The Mishna in question, found on daf 26B reads (from the Soncino translation available here):
"R. SIMEON B. GAMALIEL SAID: THERE NEVER WERE IN ISRAEL GREATER DAYS OF JOY THAN THE FIFTEENTH OF AB AND THE DAY OF ATONEMENT. ON THESE DAYS THE DAUGHTERS OF JERUSALEM USED TO WALK OUT IN WHITE GARMENTS WHICH THEY BORROWED IN ORDER NOT TO PUT TO SHAME ANY ONE WHO HAD NONE. ALL THESE GARMENTS REQUIRED RITUAL DIPPING. THE DAUGHTERS OF JERUSALEM CAME OUT AND DANCED IN THE VINEYARDS EXCLAIMING AT THE SAME TIME, YOUNG MAN, LIFT UP THINE EYES AND SEE WHAT THOU CHOOSESTH FOR THYSELF. DO NOT SET THINE EYES ON BEAUTY BUT SET THINE EYES ON [GOOD] FAMILY. GRACE IS DECEITFUL, AND BEAUTY IS VAIN; BUT A WOMAN THAT FEARETH THE LORD, SHE SHALL BE PRAISED. AND IT FURTHER SAYS, GIVE HER OF THE FRUIT OF HER HANDS; AND LET HER WORKS PRAISE HER IN THE GATES."

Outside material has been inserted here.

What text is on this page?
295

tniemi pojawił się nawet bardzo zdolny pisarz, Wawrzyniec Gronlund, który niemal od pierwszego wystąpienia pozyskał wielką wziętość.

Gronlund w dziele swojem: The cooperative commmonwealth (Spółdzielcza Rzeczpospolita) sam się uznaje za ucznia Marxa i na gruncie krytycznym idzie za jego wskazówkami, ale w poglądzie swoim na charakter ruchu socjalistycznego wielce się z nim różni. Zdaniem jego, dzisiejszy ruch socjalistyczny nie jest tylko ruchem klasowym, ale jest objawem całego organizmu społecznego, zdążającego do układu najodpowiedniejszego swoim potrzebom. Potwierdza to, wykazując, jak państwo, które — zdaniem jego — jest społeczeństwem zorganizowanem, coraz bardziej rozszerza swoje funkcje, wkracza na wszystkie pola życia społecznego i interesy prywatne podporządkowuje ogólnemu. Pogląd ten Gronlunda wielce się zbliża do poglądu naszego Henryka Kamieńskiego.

Basically, these rhythmically inclined women missed the point of the whole toe-tapping experience, which was to find a husband for all the single girls out there. Strangely enough (at least according to our standards), the women would approach the men and provoke their interest in marrying them instead of our unfairly male-dominated shidduch system.
In case you thought this was only one little venue for matchmaking that wasn't such a big deal, check out what a Tanna states later on (31B) when explaining a section of that Mishna:
"THE DAUGHTERS OF ISRAEL CAME OUT AND DANCED IN THE VINEYARDS. A Tanna taught: Whoever was unmarried repaired thither."

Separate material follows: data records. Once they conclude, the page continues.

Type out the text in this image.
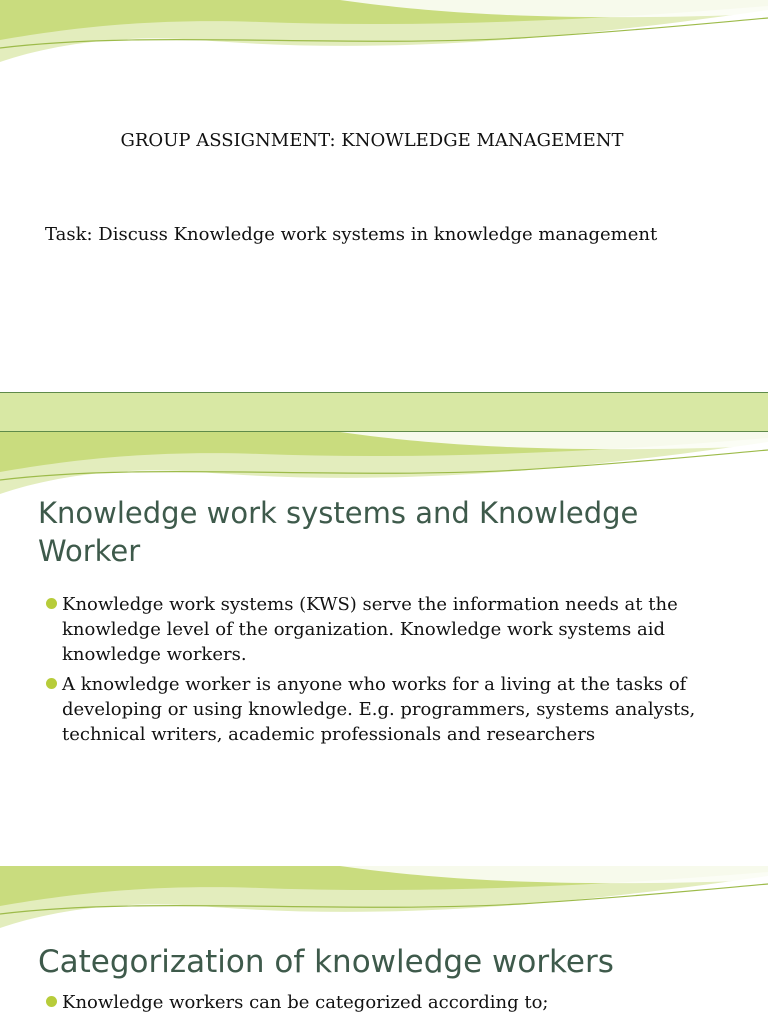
GROUP ASSIGNMENT: KNOWLEDGE MANAGEMENT
Task: Discuss Knowledge work systems in knowledge management
Knowledge work systems and Knowledge Worker
Knowledge work systems (KWS) serve the information needs at the knowledge level of the organization. Knowledge work systems aid knowledge workers.
A knowledge worker is anyone who works for a living at the tasks of developing or using knowledge. E.g. programmers, systems analysts, technical writers, academic professionals and researchers
Categorization of knowledge workers
Knowledge workers can be categorized according to;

Interesting indeed, "whoever was unmarried" would borrow their friend's white dress and go running out to the vineyard to catch herself a husband.
And guess what? No one was worried about all the stigmas that taint our overly complicated and much often misguided our search for spouses these days:
"THOSE OF THEM WHO CAME OF NOBLE FAMILIES EXCLAIMED, ‘YOUNG MAN etc.’ Our Rabbis have taught: The beautiful amongst them called out, Set your eyes on beauty for the quality most to be prized in woman is beauty; those of them who came of noble families called out, Look for [a good] family for woman has been created to bring up a family; the ugly ones amongst them called out, Carry off your purchase in the name of Heaven, only on one condition that you adorn us with jewels of gold."
So yes, while men still had certain things they looked for such as a gorgeous wife, a wife with impeccable rabbinic fore bearers, etc - even those who were "ugly" (though I've typically translated that as the "not-so-pretty" ones) were able to find husbands. I don't know if adorning them with gold (to enhance their appearance) would carry over to today's concept plastic surgery, but perhaps it would...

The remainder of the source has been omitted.